S’ils sont moins prégnants que dans les établissements pour hommes, les problèmes fréquemment retrouvés dans les maisons d’arrêt françaises n’épargnent pas la prison pour femmes de Fleury-Mérogis. Surpopulation carcérale (la MAF est occupée en moyenne à 135,11 % ; cette occupation atteint 152,72 % en détention ordinaire et 210 % au quartier arrivantes), manque d’intimité, structures et matériel vieillissants… Des chantiers restent prioritaires pour améliorer les conditions de vie de l’ensemble des détenues, majeures comme mineures.
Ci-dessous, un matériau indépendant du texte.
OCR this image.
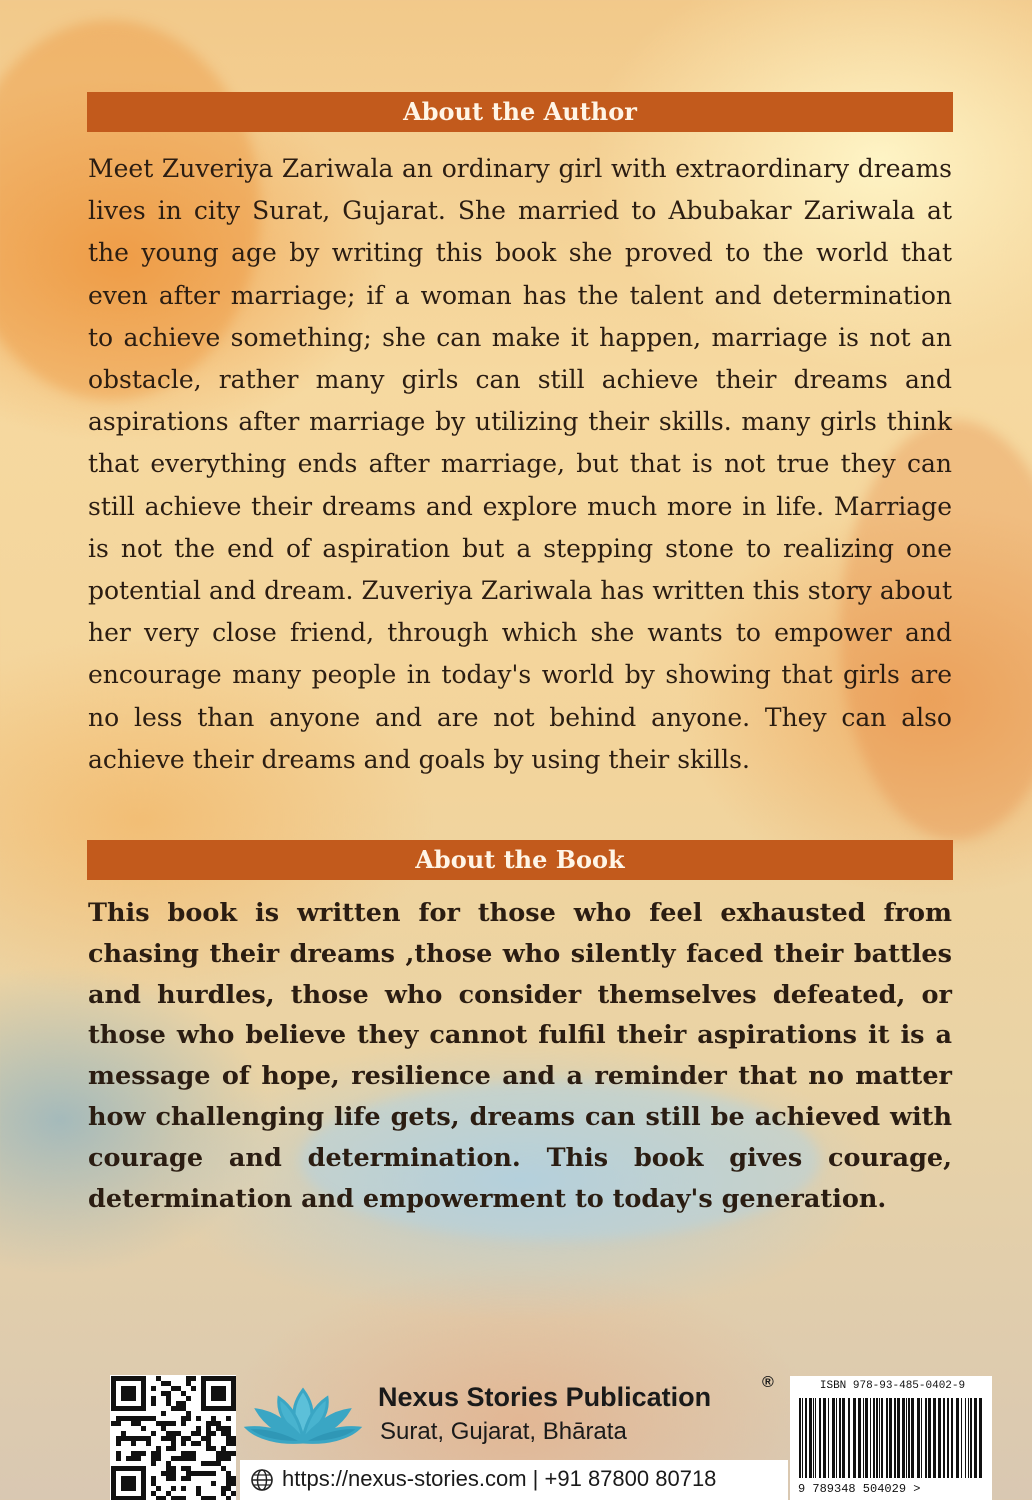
About the Author

Meet Zuveriya Zariwala an ordinary girl with extraordinary dreams lives in city Surat, Gujarat. She married to Abubakar Zariwala at the young age by writing this book she proved to the world that even after marriage; if a woman has the talent and determination to achieve something; she can make it happen, marriage is not an obstacle, rather many girls can still achieve their dreams and aspirations after marriage by utilizing their skills. many girls think that everything ends after marriage, but that is not true they can still achieve their dreams and explore much more in life. Marriage is not the end of aspiration but a stepping stone to realizing one potential and dream. Zuveriya Zariwala has written this story about her very close friend, through which she wants to empower and encourage many people in today's world by showing that girls are no less than anyone and are not behind anyone. They can also achieve their dreams and goals by using their skills.

About the Book

This book is written for those who feel exhausted from chasing their dreams ,those who silently faced their battles and hurdles, those who consider themselves defeated, or those who believe they cannot fulfil their aspirations it is a message of hope, resilience and a reminder that no matter how challenging life gets, dreams can still be achieved with courage and determination. This book gives courage, determination and empowerment to today's generation.

Nexus Stories Publication	®
Surat, Gujarat, Bhārata
https://nexus-stories.com | +91 87800 80718
ISBN 978-93-485-0402-9
9 789348 504029 >
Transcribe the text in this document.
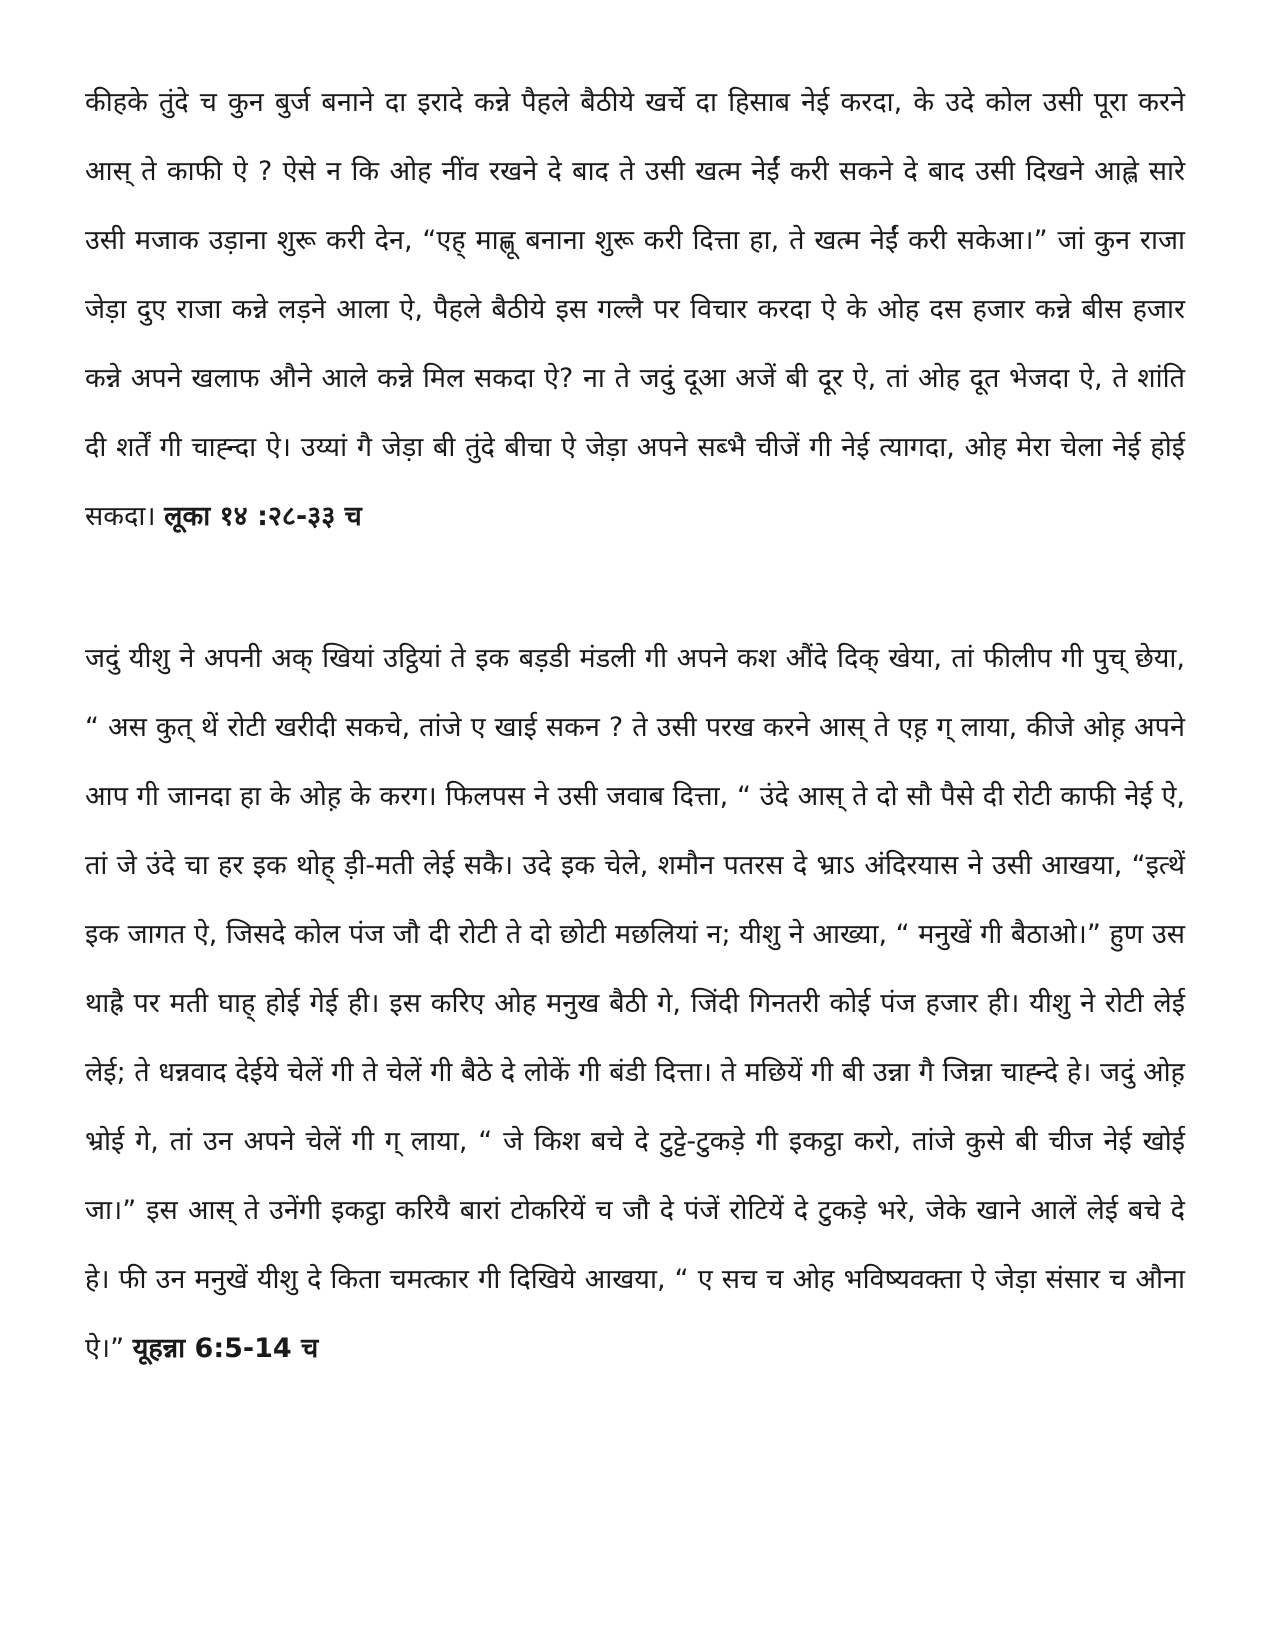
कीहके तुंदे च कुन बुर्ज बनाने दा इरादे कन्ने पैहले बैठीये खर्चे दा हिसाब नेई करदा, के उदे कोल उसी पूरा करने आस् ते काफी ऐ ? ऐसे न कि ओह नींव रखने दे बाद ते उसी खत्म नेईं करी सकने दे बाद उसी दिखने आह्ले सारे उसी मजाक उड़ाना शुरू करी देन, “एह् माह्णू बनाना शुरू करी दित्ता हा, ते खत्म नेईं करी सकेआ।” जां कुन राजा जेड़ा दुए राजा कन्ने लड़ने आला ऐ, पैहले बैठीये इस गल्लै पर विचार करदा ऐ के ओह दस हजार कन्ने बीस हजार कन्ने अपने खलाफ औने आले कन्ने मिल सकदा ऐ? ना ते जदुं दूआ अजें बी दूर ऐ, तां ओह दूत भेजदा ऐ, ते शांति दी शर्तें गी चाह्न्दा ऐ। उय्यां गै जेड़ा बी तुंदे बीचा ऐ जेड़ा अपने सब्भै चीजें गी नेई त्यागदा, ओह मेरा चेला नेई होई सकदा। लूका १४ :२८-३३ च

जदुं यीशु ने अपनी अक् खियां उट्ठियां ते इक बड़डी मंडली गी अपने कश औंदे दिक् खेया, तां फीलीप गी पुच् छेया, “ अस कुत् थें रोटी खरीदी सकचे, तांजे ए खाई सकन ? ते उसी परख करने आस् ते एह़ ग् लाया, कीजे ओह़ अपने आप गी जानदा हा के ओह़ के करग। फिलपस ने उसी जवाब दित्ता, “ उंदे आस् ते दो सौ पैसे दी रोटी काफी नेई ऐ, तां जे उंदे चा हर इक थोह् ड़ी-मती लेई सकै। उदे इक चेले, शमौन पतरस दे भ्राऽ अंदिरयास ने उसी आखया, “इत्थें इक जागत ऐ, जिसदे कोल पंज जौ दी रोटी ते दो छोटी मछलियां न; यीशु ने आख्या, “ मनुखें गी बैठाओ।” हुण उस थाह्रै पर मती घाह् होई गेई ही। इस करिए ओह मनुख बैठी गे, जिंदी गिनतरी कोई पंज हजार ही। यीशु ने रोटी लेई लेई; ते धन्नवाद देईये चेलें गी ते चेलें गी बैठे दे लोकें गी बंडी दित्ता। ते मछियें गी बी उन्ना गै जिन्ना चाह्न्दे हे। जदुं ओह़ भ्रोई गे, तां उन अपने चेलें गी ग् लाया, “ जे किश बचे दे टुट्टे-टुकड़े गी इकट्ठा करो, तांजे कुसे बी चीज नेई खोई जा।” इस आस् ते उनेंगी इकट्ठा करियै बारां टोकरियें च जौ दे पंजें रोटियें दे टुकड़े भरे, जेके खाने आलें लेई बचे दे हे। फी उन मनुखें यीशु दे किता चमत्कार गी दिखिये आखया, “ ए सच च ओह भविष्यवक्ता ऐ जेड़ा संसार च औना ऐ।” यूहन्ना 6:5-14 च
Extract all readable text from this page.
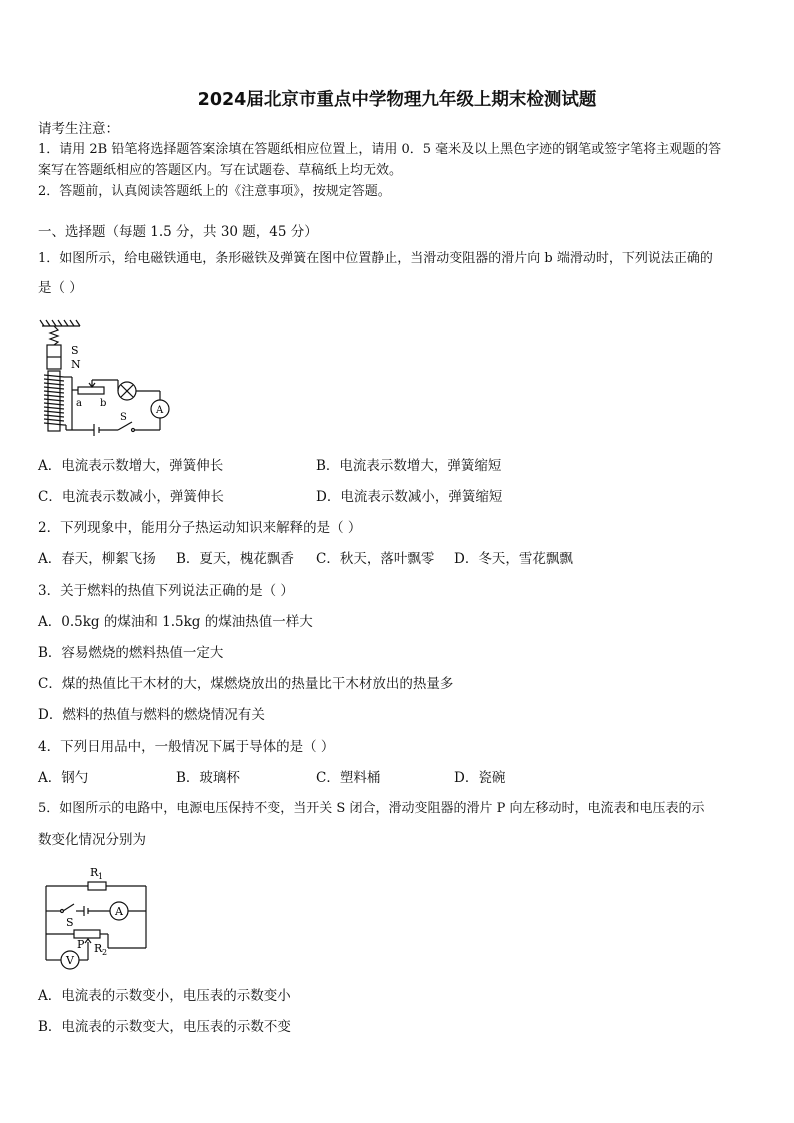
2024届北京市重点中学物理九年级上期末检测试题
请考生注意：
1．请用 2B 铅笔将选择题答案涂填在答题纸相应位置上，请用 0．5 毫米及以上黑色字迹的钢笔或签字笔将主观题的答
案写在答题纸相应的答题区内。写在试题卷、草稿纸上均无效。
2．答题前，认真阅读答题纸上的《注意事项》，按规定答题。
一、选择题（每题 1.5 分，共 30 题，45 分）
1．如图所示，给电磁铁通电，条形磁铁及弹簧在图中位置静止，当滑动变阻器的滑片向 b 端滑动时，下列说法正确的
是（ ）
S
N
a b
S
A
A．电流表示数增大，弹簧伸长	B．电流表示数增大，弹簧缩短
C．电流表示数减小，弹簧伸长	D．电流表示数减小，弹簧缩短
2．下列现象中，能用分子热运动知识来解释的是（ ）
A．春天，柳絮飞扬 B．夏天，槐花飘香 C．秋天，落叶飘零 D．冬天，雪花飘飘
3．关于燃料的热值下列说法正确的是（ ）
A．0.5kg 的煤油和 1.5kg 的煤油热值一样大
B．容易燃烧的燃料热值一定大
C．煤的热值比干木材的大，煤燃烧放出的热量比干木材放出的热量多
D．燃料的热值与燃料的燃烧情况有关
4．下列日用品中，一般情况下属于导体的是（ ）
A．钢勺	B．玻璃杯	C．塑料桶	D．瓷碗
5．如图所示的电路中，电源电压保持不变，当开关 S 闭合，滑动变阻器的滑片 P 向左移动时，电流表和电压表的示
数变化情况分别为
R 1
S
A
P R 2
V
A．电流表的示数变小，电压表的示数变小
B．电流表的示数变大，电压表的示数不变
La visite précédente de la MAF, en 2019, avait conduit le CGLPL à formuler plusieurs recommandations, dont une injonction à procéder à une rénovation complète de l’établissement.
« Depuis sa construction (en 1968, ndlr), la MAF n’a pas fait l’objet de travaux de rénovation d’ampleur et, dès le premier contrôle en 2010, le CGLPL était préoccupé par les conditions matérielles de détention, décrit ainsi le rapport. Neuf années plus tard, il constatait l’inertie de l’administration et faisait de la rénovation du bâtiment une priorité absolue en raison de la dégradation des cellules et des locaux sanitaires, confinant à l’insalubrité ».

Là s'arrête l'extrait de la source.